They helped StreamAudio become successful and now they own them.
That’s the story at San Jose, Calif.-based ChainCast Networks, which says it purchased the Seattle-based company on Tuesday. The financial terms of the acquisition were not disclosed.
The two companies are hardly strangers. A few month’s ago, StreamAudio, which specializes in Internet radio streaming and ad replacement technology, successfully tested ChainCast’s technology with its network of radio stations.
At the time, replacing advertising over Internet-based radio broadcasts made front page news because of a power struggle over royalty rights between Clear Channel Communications and the American Federation of Television and Recording Artists.
That experience led to a couple of joint live streaming agreements between the two companies. Then, ChainCast began talking about its long-term strategy and the rest, they say, is history.
“We will prove that Internet Radio can sustain a profitable business model if, and only if, Webcasters can dramatically reduce their cost of streaming,” says ChainCast president and CEO Paul Distefano. “Our technology and content delivery platform made this work for StreamAudio, and we can make it work for any media company or any one of our other potential customers.”
The deal is also a boon to ChainCast which now has the opportunity to tap into StreamAudio’s streaming radio clients including Cox Radio, Entercom, Salem, Zimmer, Empire, Morris, MyStar and Regent for a total of 280 radio stations.
As part of the StreamAudio will continue to deliver its streaming and ad insertion offerings to radio stations and media companies worldwide under the StreamAudio.com brand using the ChainCast platform.
ChainCast’s technology is a broad networking platform that uses what it calls Virtual Multicast Routing (VMR).

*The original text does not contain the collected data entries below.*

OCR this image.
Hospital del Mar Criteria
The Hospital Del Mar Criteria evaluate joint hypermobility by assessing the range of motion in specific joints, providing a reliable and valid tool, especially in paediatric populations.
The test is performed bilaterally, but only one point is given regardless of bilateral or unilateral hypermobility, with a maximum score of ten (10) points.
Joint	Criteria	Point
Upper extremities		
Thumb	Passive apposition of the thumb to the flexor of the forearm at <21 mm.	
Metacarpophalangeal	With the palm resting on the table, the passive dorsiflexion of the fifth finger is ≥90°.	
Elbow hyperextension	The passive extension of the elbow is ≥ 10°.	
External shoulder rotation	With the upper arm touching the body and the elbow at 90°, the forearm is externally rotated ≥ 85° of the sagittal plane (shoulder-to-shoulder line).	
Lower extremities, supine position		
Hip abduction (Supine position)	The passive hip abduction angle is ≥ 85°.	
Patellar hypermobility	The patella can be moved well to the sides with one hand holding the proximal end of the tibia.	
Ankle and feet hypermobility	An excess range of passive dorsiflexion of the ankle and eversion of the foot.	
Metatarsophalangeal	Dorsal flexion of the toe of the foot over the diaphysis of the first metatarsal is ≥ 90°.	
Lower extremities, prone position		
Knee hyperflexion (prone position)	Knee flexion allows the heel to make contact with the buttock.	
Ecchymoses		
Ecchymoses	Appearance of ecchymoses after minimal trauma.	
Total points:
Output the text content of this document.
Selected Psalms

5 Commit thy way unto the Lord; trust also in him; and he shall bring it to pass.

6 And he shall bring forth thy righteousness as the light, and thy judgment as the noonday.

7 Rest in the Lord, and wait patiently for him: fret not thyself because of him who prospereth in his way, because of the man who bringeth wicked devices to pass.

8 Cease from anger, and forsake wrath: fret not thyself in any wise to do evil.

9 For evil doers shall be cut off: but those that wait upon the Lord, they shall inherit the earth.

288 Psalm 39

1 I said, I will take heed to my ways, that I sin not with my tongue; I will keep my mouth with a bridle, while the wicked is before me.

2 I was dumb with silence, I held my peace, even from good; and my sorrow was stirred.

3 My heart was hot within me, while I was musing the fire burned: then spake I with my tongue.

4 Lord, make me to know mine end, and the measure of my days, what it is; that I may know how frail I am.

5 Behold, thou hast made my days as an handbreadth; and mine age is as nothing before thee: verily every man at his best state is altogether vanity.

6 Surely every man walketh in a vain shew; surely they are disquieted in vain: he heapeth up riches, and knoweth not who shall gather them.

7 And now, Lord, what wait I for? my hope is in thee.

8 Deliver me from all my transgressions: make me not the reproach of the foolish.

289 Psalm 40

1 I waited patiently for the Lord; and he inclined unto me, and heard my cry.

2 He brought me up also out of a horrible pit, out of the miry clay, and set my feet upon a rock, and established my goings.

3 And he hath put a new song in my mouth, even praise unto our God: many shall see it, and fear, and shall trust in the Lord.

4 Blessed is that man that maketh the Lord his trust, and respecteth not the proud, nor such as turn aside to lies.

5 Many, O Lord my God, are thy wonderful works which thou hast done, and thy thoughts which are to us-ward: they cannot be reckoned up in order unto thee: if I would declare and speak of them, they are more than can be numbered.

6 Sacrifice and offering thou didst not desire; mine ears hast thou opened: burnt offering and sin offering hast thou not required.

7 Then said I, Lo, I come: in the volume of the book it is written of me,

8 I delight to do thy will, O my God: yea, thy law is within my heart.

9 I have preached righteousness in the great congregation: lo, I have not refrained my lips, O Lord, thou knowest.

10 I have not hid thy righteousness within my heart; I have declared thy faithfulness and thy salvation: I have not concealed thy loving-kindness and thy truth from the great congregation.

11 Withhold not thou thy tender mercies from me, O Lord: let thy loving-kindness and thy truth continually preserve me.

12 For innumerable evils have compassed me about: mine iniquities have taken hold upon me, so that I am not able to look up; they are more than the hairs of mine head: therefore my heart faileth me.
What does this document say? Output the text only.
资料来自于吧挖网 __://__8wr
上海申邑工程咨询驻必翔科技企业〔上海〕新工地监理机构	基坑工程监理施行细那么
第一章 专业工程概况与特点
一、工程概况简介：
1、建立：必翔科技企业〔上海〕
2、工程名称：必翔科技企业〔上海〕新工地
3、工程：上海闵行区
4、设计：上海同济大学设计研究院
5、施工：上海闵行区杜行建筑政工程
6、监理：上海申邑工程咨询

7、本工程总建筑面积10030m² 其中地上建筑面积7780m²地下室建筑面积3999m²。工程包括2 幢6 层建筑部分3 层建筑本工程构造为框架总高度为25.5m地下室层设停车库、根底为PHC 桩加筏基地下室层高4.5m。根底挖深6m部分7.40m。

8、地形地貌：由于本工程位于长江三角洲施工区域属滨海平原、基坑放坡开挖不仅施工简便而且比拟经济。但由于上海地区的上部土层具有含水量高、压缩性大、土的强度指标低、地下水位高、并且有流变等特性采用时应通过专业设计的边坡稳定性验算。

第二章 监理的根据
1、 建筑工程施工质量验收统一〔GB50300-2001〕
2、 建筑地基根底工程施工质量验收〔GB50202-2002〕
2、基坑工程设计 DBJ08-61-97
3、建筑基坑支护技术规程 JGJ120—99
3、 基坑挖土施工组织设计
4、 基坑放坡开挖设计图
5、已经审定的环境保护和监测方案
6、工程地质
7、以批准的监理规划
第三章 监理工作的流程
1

The platform architecture, allows customers to stream content at a dramatically lower cost compared to other solutions by creating streaming media overlay networks on demand.
These networks transform each client from a media player for local playback to a VMR player that is a combination of the media player and a soft router for the originating stream.
The company says since the receiving VMR player can route (or cascade) an original stream to several other VMR players in the overlay network, the technology produces a multiplier effect that increases the number of listeners that can be served off of each originating stream.
Even though the two companies have worked together and need each other’s expertise, it is not known how much of StreamAudio’s workforce will be absorbed into the ChainCast payroll.